Só vou colocar de noite.
- Quem mandou tirar?
Lembrei da recomendação do Dr. Paulo Renato e disse:
- Foi o meu médico que mandou
tirar. Se você não tirar ele não vai gostar.
- Ele mandou mesmo?
- Pergunta para ele. Foi ele
quem mandou. Eu só estou repassando o recado que ele mandou.
- Então está bem. Vou tirar.
Pensei: Que despreparada. Afinal
ela não sabe que tem que tirar o uripen?
Ela não sabe disso? É preguiça dela, ou o que é?... O que tem de gente
despreparada aqui. Impressionante. Tive que ser insistente para ela obedecer.
Que despreparada... Bem, por outro lado...estava esquecendo. Ela é lésbica...É
isso! Vai ver que não gosta de pegar em pau.
Relaxei e ri de mim mesmo pela
conclusão final.
A Dra. Kátia chegava por volta
das oito horas, lia os prontuários e os resultados dos exames de cada paciente.
Depois elaborava uma espécie de receituário contendo o kit remédio, que ficava
em uma pasta de plástico individualizada por paciente.
Os enfermeiros, na medida da conclusão de suas
tarefas preliminares, iam até a mesa da Dra. Kátia e recolhiam os receituários
e preparavam a aplicação dos remédios de cada paciente.
Naquela
tarde de quinta feira a Dra. Kátia disse que havia grandes possibilidades de eu
sair da UTI após o final de semana. Tudo dependeria do resultado do exame de
deglutição que faria no final da tarde e do meu desempenho na alimentação.

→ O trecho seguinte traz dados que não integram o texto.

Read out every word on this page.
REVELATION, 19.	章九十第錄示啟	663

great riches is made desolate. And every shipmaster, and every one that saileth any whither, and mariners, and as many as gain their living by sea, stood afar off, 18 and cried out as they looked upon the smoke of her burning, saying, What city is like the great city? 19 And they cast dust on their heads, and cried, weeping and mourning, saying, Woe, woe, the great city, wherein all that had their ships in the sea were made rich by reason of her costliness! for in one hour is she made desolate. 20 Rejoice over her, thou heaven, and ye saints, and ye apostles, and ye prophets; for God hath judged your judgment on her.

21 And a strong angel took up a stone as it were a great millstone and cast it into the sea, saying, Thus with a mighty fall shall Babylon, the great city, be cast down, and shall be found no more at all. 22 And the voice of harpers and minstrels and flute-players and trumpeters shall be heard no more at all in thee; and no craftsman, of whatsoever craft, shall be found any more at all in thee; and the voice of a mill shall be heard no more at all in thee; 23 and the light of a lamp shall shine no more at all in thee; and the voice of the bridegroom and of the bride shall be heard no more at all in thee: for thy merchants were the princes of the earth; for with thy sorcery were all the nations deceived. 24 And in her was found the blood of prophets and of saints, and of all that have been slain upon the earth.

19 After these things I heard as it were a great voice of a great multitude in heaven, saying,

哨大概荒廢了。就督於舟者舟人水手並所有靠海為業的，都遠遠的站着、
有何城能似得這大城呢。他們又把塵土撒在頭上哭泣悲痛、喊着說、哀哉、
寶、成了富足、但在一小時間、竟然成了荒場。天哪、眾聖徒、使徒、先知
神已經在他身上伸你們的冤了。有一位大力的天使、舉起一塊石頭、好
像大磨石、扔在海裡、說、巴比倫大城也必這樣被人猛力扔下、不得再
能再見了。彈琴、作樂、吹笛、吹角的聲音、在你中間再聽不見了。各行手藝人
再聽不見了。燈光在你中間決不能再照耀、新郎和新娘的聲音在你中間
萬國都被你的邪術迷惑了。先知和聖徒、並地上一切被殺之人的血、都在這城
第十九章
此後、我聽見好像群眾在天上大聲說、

Fiquei ansioso para que a fonoaudióloga viesse o mais rápido para fazer os testes.
Mas, a Dra. Kátia foi embora e a
médica não apareceu. Perguntei por ela para vários enfermeiros. Uns diziam que
ela estava atendendo pacientes no hospital e que tão logo pudesse ela viria me
ver. Outros nem sabiam da existência ou programação de visita dela.
Já era quase dez horas da noite.
Eu continuava ansioso pela vinda dela. Dormia e acordava na esperança que ela
chegasse.
Pensei: Ela não vem mais. Vou
dormir.
Fechei os olhos.
- Senhor José. – disse a médica.
– O senhor está acordado?
Prontamente abri os olhos e
disse:
- Sim. Puxa, que bom vê-la.
Pensei que a senhora não viesse mais hoje.
- Eu realmente estava muito
ocupada, mas eu disse que viria e vim. Podemos começar o teste?
- Claro.
- O senhor vai beber devagarinho
esse copo d’água. Gole por gole. Não pode ser no gute gute. Beba um pouquinho.
Engole. Espera um pouco. Bebe de novo um pouquinho e engole. Eu vou ajudando. Entendeu?
- Que maravilha. Vou beber água.
Estou pronto.
- Devagar. O senhor não pode
engasgar. Senão a água vai para o pulmão e ai complica tudo de novo. Com muita
calma.
- Pode deixar.
Engoli uma, duas, bebi o copo
todo exatamente como ela recomendara.
- E então? Tudo bem? – perguntou
a médica.
- Sim. Tudo bem. Como é gostoso
beber água.
Ela examinou minha garganta com
o cateter e disse:
- Está tudo certo. Agora o
senhor vai beber esse copo todo no gute gute. Se engasgar o senhor para.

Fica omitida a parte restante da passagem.